Economic hardship and reform. The deteriorating economic situation for ordinary people continues to draw attention. Radio Free Europe describes ‘Belarus on the Brink’: Tom Balmforth spoke with commentators in Belarus who predict the situation will only worsen in the autumn, with incomes likely to fall further and construction drying up entirely; this in turn may spark a revival of this summer’s protests. He suggests that structural reforms to the economy are more urgent than ever. Bloomberg reports on the increasing difficult of buying currency and meat products in Belarus, noting that Russians are taking advantage of the crisis, enjoying favourable black-market rates on their in-demand Russian roubles.
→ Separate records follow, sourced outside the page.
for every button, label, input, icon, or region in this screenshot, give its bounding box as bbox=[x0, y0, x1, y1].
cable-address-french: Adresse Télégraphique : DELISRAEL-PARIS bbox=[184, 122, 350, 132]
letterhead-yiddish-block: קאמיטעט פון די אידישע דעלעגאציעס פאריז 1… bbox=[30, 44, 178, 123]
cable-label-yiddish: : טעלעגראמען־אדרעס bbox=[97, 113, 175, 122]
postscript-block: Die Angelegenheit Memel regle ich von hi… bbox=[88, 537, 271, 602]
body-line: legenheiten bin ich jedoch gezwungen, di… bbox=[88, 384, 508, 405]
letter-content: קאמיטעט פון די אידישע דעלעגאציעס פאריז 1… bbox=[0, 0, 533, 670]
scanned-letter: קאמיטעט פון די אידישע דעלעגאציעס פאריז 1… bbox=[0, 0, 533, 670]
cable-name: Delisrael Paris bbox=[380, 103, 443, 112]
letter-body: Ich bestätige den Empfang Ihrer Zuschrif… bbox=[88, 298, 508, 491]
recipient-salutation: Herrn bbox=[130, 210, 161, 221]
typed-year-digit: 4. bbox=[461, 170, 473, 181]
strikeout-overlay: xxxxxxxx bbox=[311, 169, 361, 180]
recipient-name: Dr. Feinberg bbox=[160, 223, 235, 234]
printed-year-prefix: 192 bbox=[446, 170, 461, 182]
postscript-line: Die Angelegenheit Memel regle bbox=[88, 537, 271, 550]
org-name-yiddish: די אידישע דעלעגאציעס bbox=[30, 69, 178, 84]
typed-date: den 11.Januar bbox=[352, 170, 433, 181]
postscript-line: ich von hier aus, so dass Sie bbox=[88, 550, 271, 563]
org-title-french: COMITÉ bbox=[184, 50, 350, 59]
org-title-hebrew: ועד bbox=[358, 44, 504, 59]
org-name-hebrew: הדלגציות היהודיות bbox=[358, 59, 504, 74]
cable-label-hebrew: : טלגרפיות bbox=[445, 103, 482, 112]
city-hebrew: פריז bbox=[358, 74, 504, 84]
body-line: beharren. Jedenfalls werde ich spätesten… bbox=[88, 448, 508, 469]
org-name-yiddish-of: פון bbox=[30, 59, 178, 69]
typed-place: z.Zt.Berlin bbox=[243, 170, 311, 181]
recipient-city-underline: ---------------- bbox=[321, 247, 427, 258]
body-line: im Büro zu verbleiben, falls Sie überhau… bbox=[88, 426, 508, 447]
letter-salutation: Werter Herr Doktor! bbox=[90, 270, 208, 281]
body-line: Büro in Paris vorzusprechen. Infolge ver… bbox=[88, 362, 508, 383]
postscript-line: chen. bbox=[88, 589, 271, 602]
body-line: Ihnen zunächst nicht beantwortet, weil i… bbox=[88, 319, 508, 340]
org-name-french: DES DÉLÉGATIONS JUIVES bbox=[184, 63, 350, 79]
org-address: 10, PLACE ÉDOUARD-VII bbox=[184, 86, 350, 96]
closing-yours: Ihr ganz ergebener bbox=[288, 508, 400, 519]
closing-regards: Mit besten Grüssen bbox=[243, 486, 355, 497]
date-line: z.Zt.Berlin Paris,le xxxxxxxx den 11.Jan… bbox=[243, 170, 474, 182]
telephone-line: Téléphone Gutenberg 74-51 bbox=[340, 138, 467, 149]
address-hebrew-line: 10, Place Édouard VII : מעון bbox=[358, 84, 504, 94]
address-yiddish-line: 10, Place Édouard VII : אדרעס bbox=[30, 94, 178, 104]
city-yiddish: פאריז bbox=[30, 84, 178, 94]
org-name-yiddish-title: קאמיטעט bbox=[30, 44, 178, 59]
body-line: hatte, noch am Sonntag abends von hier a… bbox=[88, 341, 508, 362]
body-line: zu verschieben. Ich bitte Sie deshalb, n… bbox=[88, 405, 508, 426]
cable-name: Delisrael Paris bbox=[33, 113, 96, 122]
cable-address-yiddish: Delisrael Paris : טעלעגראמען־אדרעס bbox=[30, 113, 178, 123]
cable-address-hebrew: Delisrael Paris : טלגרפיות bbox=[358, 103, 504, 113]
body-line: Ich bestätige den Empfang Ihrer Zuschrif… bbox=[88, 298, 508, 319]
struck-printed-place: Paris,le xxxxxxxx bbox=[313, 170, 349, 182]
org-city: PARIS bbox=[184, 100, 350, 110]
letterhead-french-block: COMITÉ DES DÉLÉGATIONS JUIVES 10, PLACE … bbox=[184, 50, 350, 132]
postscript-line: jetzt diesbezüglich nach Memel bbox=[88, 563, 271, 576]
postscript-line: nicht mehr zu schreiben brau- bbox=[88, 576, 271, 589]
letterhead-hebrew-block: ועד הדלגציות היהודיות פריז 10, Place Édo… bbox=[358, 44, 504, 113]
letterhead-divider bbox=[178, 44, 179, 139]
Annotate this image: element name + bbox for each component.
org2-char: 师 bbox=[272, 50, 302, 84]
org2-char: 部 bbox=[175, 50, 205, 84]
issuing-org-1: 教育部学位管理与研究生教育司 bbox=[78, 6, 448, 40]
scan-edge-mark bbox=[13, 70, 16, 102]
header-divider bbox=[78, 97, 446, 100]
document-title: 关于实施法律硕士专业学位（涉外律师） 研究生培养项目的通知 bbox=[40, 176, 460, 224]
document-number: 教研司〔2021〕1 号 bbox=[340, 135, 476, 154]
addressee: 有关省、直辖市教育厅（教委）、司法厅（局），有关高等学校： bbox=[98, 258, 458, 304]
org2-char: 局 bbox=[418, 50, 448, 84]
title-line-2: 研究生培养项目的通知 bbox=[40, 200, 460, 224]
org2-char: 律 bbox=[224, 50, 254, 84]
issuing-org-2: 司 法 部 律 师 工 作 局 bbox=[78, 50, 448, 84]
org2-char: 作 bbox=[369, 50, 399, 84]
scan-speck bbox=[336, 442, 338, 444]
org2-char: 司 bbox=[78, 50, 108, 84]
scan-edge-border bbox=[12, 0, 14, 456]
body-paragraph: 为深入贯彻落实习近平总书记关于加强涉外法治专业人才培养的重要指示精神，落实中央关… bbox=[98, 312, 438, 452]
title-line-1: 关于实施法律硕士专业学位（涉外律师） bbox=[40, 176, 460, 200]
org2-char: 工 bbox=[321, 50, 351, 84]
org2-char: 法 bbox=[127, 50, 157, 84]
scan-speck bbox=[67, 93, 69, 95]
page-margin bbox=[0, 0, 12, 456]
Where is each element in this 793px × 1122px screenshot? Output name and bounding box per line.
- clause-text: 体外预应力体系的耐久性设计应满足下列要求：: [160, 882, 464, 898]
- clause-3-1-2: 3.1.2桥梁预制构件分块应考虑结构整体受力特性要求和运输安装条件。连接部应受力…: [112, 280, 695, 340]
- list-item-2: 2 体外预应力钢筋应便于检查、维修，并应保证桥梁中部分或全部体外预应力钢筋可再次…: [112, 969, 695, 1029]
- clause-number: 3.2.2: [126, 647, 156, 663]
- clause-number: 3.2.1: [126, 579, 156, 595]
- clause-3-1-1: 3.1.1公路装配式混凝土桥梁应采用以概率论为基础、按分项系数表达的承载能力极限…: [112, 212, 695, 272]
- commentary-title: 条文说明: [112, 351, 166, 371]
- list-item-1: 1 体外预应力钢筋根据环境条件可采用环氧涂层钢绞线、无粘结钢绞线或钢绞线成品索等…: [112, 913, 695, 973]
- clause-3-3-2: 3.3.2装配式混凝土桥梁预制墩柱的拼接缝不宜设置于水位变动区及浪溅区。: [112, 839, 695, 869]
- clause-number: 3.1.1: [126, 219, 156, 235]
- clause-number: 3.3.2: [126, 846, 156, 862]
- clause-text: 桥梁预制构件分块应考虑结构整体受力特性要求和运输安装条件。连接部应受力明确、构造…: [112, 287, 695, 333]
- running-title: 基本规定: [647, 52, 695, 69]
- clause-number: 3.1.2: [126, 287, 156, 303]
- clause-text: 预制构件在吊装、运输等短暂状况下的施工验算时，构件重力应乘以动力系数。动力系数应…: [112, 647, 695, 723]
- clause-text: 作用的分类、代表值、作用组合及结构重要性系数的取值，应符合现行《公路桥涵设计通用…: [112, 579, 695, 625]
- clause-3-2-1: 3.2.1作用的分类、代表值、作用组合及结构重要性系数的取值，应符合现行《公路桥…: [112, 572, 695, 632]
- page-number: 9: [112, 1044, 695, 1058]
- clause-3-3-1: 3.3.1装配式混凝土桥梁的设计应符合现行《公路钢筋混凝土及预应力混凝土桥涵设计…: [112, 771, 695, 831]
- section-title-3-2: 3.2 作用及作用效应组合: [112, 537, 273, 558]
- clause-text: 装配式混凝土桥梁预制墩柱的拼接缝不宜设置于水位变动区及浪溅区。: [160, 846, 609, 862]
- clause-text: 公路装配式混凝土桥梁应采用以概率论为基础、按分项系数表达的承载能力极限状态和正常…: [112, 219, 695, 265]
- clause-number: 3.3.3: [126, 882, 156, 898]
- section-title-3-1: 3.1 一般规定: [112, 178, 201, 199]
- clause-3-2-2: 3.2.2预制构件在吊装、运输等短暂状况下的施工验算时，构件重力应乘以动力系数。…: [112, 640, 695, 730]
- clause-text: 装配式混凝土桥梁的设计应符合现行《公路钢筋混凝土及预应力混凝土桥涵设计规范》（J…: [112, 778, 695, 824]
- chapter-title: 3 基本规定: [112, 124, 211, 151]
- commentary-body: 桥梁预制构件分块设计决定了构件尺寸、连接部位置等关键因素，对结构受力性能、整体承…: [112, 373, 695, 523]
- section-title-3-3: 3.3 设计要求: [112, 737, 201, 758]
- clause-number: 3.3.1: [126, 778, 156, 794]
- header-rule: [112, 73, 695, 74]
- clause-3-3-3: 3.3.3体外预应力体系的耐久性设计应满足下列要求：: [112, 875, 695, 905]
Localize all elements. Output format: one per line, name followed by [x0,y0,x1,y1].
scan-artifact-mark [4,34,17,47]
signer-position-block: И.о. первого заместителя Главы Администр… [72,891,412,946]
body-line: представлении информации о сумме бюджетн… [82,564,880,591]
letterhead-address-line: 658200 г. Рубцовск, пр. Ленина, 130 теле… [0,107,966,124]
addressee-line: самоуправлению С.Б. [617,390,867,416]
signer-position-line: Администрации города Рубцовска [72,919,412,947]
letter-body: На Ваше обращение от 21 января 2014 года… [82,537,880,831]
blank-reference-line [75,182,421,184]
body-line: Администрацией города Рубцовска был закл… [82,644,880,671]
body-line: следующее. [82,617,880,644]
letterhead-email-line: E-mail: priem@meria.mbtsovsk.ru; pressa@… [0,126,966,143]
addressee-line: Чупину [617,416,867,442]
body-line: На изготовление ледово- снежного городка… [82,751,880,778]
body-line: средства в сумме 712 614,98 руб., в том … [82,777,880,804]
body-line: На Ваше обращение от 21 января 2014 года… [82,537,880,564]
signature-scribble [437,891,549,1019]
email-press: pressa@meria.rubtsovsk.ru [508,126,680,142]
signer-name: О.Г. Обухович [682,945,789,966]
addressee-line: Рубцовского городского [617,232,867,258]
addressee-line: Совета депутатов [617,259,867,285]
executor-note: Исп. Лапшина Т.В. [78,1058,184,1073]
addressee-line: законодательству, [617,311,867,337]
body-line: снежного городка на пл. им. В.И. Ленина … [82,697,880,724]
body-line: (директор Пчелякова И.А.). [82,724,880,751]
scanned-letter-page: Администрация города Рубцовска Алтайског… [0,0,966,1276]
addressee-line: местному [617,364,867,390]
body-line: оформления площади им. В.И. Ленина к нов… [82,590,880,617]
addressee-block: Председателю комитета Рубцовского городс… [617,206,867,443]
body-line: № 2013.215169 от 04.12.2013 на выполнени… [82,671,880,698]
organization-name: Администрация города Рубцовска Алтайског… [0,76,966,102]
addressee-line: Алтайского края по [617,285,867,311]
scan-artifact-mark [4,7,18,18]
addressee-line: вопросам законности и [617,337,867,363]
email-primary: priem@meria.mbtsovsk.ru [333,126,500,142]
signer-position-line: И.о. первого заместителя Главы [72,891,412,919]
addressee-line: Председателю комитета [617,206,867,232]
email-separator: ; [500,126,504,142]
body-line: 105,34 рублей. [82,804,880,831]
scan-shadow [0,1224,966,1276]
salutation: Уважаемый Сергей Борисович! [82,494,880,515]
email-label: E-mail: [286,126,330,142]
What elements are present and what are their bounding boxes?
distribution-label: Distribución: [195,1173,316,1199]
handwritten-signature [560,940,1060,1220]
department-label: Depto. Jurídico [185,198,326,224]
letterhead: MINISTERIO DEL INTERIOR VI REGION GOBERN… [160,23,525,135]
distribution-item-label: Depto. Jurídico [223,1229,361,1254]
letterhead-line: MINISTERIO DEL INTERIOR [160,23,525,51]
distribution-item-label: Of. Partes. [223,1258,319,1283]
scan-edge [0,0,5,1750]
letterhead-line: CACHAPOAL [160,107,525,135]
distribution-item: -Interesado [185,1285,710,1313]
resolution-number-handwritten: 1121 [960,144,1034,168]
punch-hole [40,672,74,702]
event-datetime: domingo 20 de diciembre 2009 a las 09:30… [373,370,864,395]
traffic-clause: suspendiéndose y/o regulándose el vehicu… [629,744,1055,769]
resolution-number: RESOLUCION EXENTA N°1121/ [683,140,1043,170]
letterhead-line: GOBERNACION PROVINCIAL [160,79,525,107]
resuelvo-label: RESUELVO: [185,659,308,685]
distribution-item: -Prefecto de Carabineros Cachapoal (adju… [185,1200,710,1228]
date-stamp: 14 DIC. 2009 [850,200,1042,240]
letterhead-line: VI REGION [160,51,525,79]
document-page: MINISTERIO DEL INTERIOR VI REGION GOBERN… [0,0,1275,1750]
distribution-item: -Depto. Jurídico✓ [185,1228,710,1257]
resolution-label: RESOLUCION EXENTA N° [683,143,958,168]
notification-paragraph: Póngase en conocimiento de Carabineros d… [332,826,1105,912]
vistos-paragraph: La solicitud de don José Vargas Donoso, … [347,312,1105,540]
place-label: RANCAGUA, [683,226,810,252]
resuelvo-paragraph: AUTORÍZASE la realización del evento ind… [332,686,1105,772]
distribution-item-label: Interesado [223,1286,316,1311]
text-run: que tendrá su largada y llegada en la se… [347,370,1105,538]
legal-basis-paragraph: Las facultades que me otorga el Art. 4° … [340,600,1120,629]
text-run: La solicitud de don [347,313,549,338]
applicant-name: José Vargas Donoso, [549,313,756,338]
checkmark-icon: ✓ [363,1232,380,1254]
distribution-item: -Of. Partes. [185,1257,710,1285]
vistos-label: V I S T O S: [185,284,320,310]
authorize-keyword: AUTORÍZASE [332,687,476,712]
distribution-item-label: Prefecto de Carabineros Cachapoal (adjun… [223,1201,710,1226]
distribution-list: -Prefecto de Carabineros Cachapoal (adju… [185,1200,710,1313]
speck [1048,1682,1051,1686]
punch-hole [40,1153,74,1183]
Neighbours in the bad books. Jeremy Druker from Transitions Online has expressed his disgust at recent revelations that Lithuania and Poland passed information to the Belarusian authorities which aided them in arresting human rights activist Ales Bialatski. He reports that activists who had regarded Poland as a safe haven feel betrayed.
Spreading the word. Belarus Free Theatre staged their production ‘Minsk 2011’ at the Edinburgh Arts Festival this month. The Guardian and The Telegraph offer very positive reviews of the play, which treats issues of repression and censorship in Belarus through the theme of sexuality. Both consider it an important reminder of the repressive regimes which exist beyond the UK and which deserve attention.